此战过后,冀州军二军偏师主帅马聃名声大噪,天子金口嘉誉。
“叹为观止!”
第六十二章 梁国陈留的虎(一)
天边,初生的红日逐渐驱走漆黑的夜幕,整个大地仿佛罩上了一件五彩斑斓的金衣,在这本该是一日之计的清晨,一支骠骑掠过扬起的烟尘,却是破坏了这份难得的美丽景致。
“驾驾——!”
“驾——!”
“踏踏踏踏——!”
伴随着一阵急促的马蹄声,从远方疾奔而来一支骑军,军中骑兵一个个风尘仆仆、狼狈不堪。
忽然,为首那员大将振臂大呼一声,旋即,全军骑兵陆陆续续停了下来。
“簌簌——!”
疾风吹得这支骑军中的旗帜簌簌作响,仔细一看旗帜,才知这分明是前两日在冀京城下战事中大出风头的冀州军二军偏师,马聃军。
世人怎么会不会想到,堂堂北疆之主,草原上的霸王,燕王李茂竟会在冀京遭遇到这等挫折,明明统率有七八万的北疆大军,却竟被冀州军大将马聃那一万骑兵给彻底戏耍了一番。
当然了,为此马聃其实也付出了沉重的代价,他非但冀京城下牺牲了将近两千的军中士卒,还被全军出动的四万渔阳铁骑追赶了足足十十三日,更有甚者,勃然大怒的燕王李茂此番派了曹达、张齐、佑斗三位大将追赶他。
四万渔阳铁骑,三位北疆军大将,不难猜测,燕王李茂这是铁了心要擒杀马聃,以报马聃当日在冀京城下戏耍他一事。
“呼!”长长吐了口气,马聃一只手勒住马缰,用另外一只手擦拭着额头的汗水。

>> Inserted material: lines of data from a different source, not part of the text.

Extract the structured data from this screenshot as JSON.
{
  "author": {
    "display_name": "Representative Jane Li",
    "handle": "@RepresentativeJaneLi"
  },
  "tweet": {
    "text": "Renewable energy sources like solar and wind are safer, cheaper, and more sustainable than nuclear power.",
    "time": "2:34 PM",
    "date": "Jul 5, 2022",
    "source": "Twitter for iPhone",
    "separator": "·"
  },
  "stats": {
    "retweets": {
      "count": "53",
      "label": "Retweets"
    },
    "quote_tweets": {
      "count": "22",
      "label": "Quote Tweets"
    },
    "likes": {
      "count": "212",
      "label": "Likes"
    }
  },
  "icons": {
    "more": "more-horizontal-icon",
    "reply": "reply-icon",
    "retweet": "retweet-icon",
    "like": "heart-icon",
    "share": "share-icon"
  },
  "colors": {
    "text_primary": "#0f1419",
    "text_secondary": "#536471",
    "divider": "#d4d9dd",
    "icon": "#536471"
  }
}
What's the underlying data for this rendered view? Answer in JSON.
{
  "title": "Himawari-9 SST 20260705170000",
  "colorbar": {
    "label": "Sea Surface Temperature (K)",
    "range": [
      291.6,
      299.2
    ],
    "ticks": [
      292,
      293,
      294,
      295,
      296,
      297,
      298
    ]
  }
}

不得不说,这十十三日的逃亡着实将他累得不轻。
“喝口水吧!”副将吴兴丢过来一个水囊。
抬手接住了吴兴丢过来的水囊,马聃一连灌了好几口,旋即擦擦嘴边的水渍,朗声说道,“众儿郎,渔阳铁骑保不定什么时候就会从背后赶上来,抓紧时辰歇息!”
“是,将军……”军中众骑兵有气无力地回应道。
倒不是说他们不服军令,只是这十十三日他们在四万渔阳铁骑的追杀下日以继夜地逃命,别说精力憔悴,就连意志都趋近崩溃。或许此刻对于众二军士卒而言,他们最希望的恐怕就是美滋滋地睡上一觉。

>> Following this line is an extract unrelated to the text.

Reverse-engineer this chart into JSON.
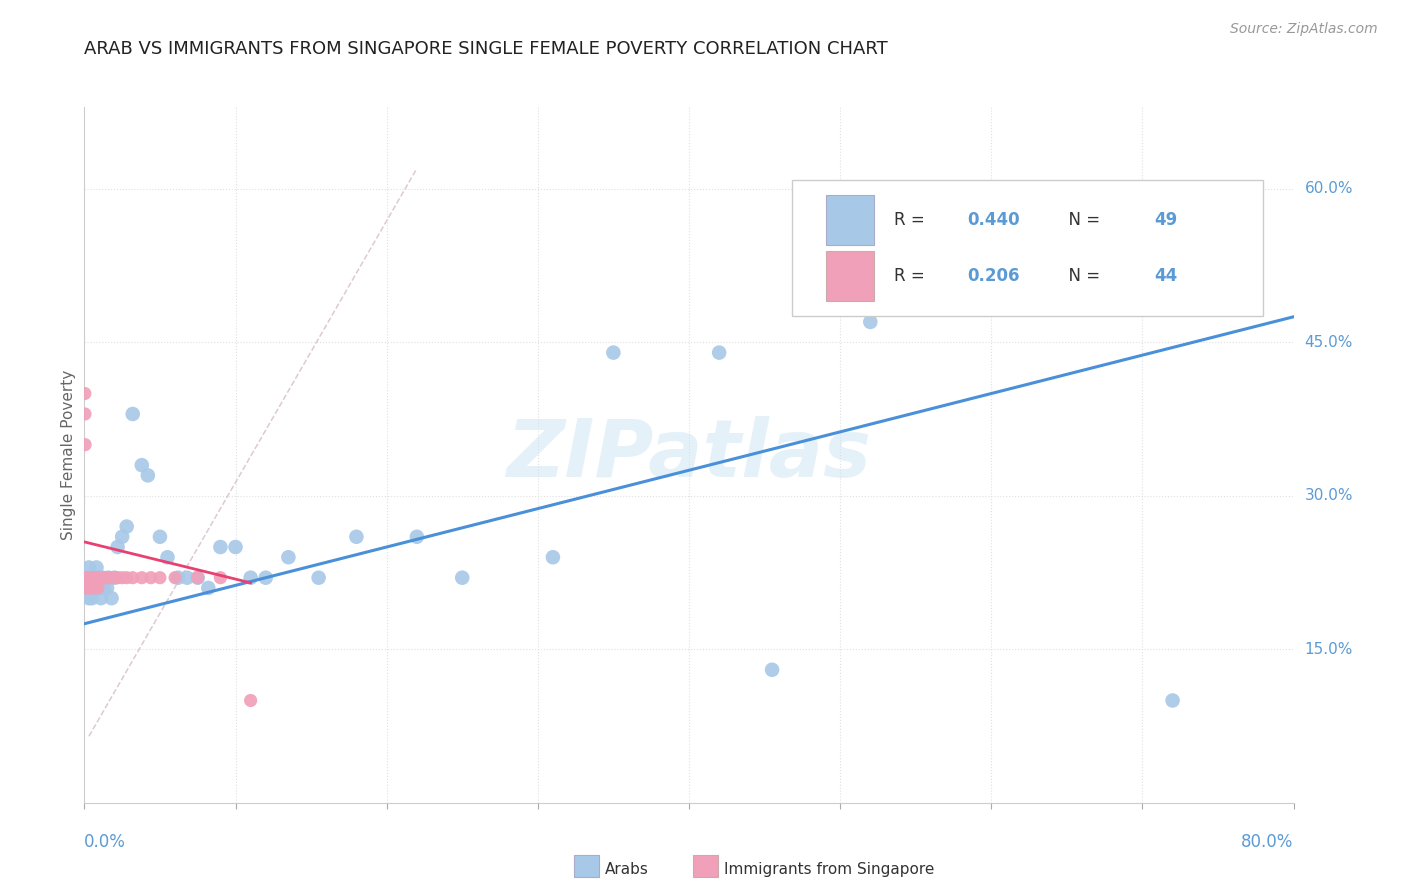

只可惜,他们这个希望注定难以圆梦,毕竟他们身后可是吊着四万渔阳铁骑这么一个无法匹敌的敌人,一旦叫后面的追兵赶上,恐怕不难想象那将会是一个这样的下场。毕竟真正打起来,一万马聃军别说不是四万渔阳铁骑的对手,就算是渔阳铁骑只有一万,马聃军恐怕也不会有几分胜算。要知道,冀州军固然是西扫三王势力、东灭太平军势力的精锐,但是可别忘了,渔阳铁骑那可是征战制霸了整个草原的赳赳铁骑,真比起来,冀州军还是要逊色渔阳铁骑一些。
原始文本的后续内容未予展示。